Bewijs voor Joodse begraafplaats in Rome rond
Op oude stadsplattegronden is de plek van een middeleeuwse Joodse begraafplaats van Rome te zien. Met de recente vondst van menselijke resten is er ook archeologisch bewijs dat het zogeheten ”Joodse veld” heeft bestaan.
De overblijfselen van de 38 lichamen die afkomstig waren van de voormalige Joodse begraafplaats in Rome zijn begin april volgens Joodse traditie herbegraven op de gemeentelijke dodenakker.
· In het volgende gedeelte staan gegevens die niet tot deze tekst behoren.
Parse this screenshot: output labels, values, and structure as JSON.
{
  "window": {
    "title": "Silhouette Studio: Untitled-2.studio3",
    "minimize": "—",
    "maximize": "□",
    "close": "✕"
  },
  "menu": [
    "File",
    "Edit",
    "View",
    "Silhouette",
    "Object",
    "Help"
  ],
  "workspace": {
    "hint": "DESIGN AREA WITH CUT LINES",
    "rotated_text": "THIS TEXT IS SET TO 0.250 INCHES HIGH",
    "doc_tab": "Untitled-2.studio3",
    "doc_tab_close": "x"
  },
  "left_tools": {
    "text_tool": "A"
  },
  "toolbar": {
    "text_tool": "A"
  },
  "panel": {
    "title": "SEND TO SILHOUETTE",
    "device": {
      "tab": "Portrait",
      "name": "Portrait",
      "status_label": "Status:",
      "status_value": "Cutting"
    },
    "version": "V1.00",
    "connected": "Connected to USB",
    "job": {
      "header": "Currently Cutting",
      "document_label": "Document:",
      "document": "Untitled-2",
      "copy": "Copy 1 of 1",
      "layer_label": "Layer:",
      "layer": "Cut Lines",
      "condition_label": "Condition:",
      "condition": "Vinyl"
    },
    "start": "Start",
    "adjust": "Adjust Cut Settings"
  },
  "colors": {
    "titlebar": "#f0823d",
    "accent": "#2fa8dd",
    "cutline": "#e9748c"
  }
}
Riccardo Di Segni, de hoofdrabbijn van de Joodse gemeenschap in Rome, zei bij die gelegenheid dat „wij hiermee voldoen aan een belangrijk voorschrift dat ons leert groot respect te hebben voor het leven en het menselijk lichaam totdat het terugkeert tot het stof waar het vandaan kwam.”
In maart stuitten archeologen tijdens de renovatie van een gebouw in de wijk Trastevere op 7 meter diepte op de resten van 38 graven. Het was bekend dat daar tussen de veertiende en de zeventiende eeuw een Joodse begraafplaats was. Op oude plattegronden is deze plek geboekstaafd als ”campus Iudeorum”, ofwel: het Joodse veld.
Maar niet eerder waren hier –voorzover bekend– menselijke resten gevonden. „Het is verwonderlijk dat er niet eerder grafvondsten zijn gedaan”, zegt Daniela Rossi, de verantwoordelijke archeologe van het ministerie van Cultuur. Mogelijk werden eerdere vondsten niet gemeld om bouwwerkzaamheden niet op te houden, vreest Rossi. In Italië is het verplicht om bij de bouw of verbouwing van een pand in een archeologisch gebied onderzoek te laten verrichten.
Getto
Sinds de Romeinen de opstanden in Palestina (van 66 tot 73 en 132 tot 136 na Christus) onderdrukten en Joden naar Rome hadden meegevoerd, vormden zich in Italië Joodse gemeenschappen. In de keizertijd telde de stad Rome zo’n 40.000 Joden op een bevolking van ruim 1 miljoen inwoners. Ze concentreerden zich eerst in Trastevere.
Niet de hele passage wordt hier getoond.